The Union government has decided to reduce the agricultural infrastructure development cess (AIDC) on crude palm oil (CPO) to 5 per cent effective from February 13 from the current 7.5 per cent which will help it to widen the gap between crude and refined oil. After this reduction, the effective gap will be 8.5 per cent between CPO and RBD palmolein.

In a notification issued on Saturday, the Finance Ministry has also extended the validity of the new duty on CPO and other crude oils to September 30. The effective duty on these crude edible oils will be 5.5 per cent.

“This is a welcome step but not enough to support domestic refiners. We had requested to create duty difference minimum 11 per cent to enable domestic refiners to operate refinery economically,” said B V Mehta, executive director of Mumbai-based Solvent Extractors’ Association of India (SEA).

On December 20, the Centre had lowered import duty on RBD palmolein and RBD palm oil by 5.5 per cent as a result the gap between refined varieties and crude had narrowed down. The SEA had sought a reduction in AIDC on CPO from 7.5 per cent to 2.5 per cent. While such a reduction would not have escalated the domestic prices of cooking oils, it could have helped the industry to save their investment, SEA had argued.

In a letter to the Union Food Secretary Sudhanshu Pandey last month, SEA President Atul Chaturvedi had urged that RBD palmolein and refined palm oil be placed under the “restricted list” to save the domestic palm oil refining industry.

The Food Ministry, on February 3, had notified the order imposing stock limit on edible oils and oilseeds making it mandatory for States to implement it. The Centre also extended the validity of the stock limits until June 30, which was to expire on March 31. The earlier order issued on October 8 had empowered States to impose the stock limits and only Uttar Pradesh, Karnataka, Himachal Pradesh, Telangana, Rajasthan and Bihar had imposed the quantitative restriction.

The Centre has asked States to implement the stock limit order on edible oils and oilseeds without causing any disruption in the supply chain and impacting the trade.

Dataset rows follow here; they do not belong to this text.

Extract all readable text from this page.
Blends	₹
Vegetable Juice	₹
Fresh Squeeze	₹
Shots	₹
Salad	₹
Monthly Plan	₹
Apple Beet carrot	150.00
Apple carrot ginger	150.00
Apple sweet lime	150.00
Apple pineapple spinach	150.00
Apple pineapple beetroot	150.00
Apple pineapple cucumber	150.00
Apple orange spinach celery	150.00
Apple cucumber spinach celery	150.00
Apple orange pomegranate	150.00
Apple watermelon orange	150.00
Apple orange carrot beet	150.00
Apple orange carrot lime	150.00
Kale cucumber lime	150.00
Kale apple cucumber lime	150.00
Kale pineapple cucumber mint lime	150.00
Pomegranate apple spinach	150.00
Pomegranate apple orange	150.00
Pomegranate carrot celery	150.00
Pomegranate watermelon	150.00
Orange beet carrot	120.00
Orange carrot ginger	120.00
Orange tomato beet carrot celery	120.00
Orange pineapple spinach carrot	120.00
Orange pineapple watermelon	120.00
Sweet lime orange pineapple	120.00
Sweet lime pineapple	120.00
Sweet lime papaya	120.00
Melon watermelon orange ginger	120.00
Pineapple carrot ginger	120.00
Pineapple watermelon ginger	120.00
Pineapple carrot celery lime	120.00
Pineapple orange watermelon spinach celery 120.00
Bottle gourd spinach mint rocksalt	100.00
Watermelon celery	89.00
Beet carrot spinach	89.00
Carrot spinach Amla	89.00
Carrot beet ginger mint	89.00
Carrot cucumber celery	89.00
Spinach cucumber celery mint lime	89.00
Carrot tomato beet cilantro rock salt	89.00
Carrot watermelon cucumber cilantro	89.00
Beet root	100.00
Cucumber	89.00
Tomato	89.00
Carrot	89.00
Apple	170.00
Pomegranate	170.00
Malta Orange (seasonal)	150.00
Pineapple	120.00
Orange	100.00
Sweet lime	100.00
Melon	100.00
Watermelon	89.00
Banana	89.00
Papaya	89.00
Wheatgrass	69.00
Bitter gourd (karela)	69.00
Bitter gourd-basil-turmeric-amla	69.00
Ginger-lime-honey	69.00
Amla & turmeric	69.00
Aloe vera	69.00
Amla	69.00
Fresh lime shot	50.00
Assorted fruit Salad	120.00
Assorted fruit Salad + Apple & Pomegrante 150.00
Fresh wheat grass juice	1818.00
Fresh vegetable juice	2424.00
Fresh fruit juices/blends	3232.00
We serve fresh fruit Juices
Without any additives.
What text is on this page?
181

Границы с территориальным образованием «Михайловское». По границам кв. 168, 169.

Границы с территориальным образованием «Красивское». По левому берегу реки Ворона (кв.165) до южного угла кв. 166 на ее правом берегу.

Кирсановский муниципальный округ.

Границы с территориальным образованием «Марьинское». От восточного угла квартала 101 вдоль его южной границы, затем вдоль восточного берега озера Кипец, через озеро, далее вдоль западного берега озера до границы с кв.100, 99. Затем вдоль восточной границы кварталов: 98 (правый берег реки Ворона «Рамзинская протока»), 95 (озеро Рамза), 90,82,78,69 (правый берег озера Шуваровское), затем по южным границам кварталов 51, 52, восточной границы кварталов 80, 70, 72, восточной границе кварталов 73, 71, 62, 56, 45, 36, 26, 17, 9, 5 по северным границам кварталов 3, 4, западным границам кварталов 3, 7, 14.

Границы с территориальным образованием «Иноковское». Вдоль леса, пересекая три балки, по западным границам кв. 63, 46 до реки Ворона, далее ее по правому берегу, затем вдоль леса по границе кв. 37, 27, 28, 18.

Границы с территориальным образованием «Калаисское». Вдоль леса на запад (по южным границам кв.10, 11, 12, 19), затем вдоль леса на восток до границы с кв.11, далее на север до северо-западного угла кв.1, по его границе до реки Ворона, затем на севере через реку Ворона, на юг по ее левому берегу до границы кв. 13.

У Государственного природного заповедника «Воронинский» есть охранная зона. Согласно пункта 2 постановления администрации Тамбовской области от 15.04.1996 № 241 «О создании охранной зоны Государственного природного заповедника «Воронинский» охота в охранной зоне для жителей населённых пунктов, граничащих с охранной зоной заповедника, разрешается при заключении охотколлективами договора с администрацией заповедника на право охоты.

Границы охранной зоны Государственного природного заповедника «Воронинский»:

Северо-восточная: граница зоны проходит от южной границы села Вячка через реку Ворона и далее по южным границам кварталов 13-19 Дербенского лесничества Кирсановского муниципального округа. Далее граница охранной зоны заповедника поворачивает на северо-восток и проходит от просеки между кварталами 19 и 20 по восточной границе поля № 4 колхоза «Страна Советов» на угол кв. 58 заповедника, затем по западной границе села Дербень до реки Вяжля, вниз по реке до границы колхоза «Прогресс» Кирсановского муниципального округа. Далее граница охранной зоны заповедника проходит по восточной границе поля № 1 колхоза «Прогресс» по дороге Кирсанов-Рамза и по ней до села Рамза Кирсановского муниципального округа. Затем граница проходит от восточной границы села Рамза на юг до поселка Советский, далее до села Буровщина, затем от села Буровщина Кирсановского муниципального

The stock limit is expected to curtail any unfair practices like hoarding, black marketing and is seen as a measure to prevent further increase in the prices of edible oils.

Indian consumers can expect little relief from high edible oil prices at least until May as a combination of factors such as labour shortage in South-East Asia oil palm plantations, surging crude oil prices and dry weather in South America will keep them elevated. These factors have resulted in palm oil prices zooming to record highs this year, gaining 20 per cent, while soyabean oil has increased by over 15 per cent.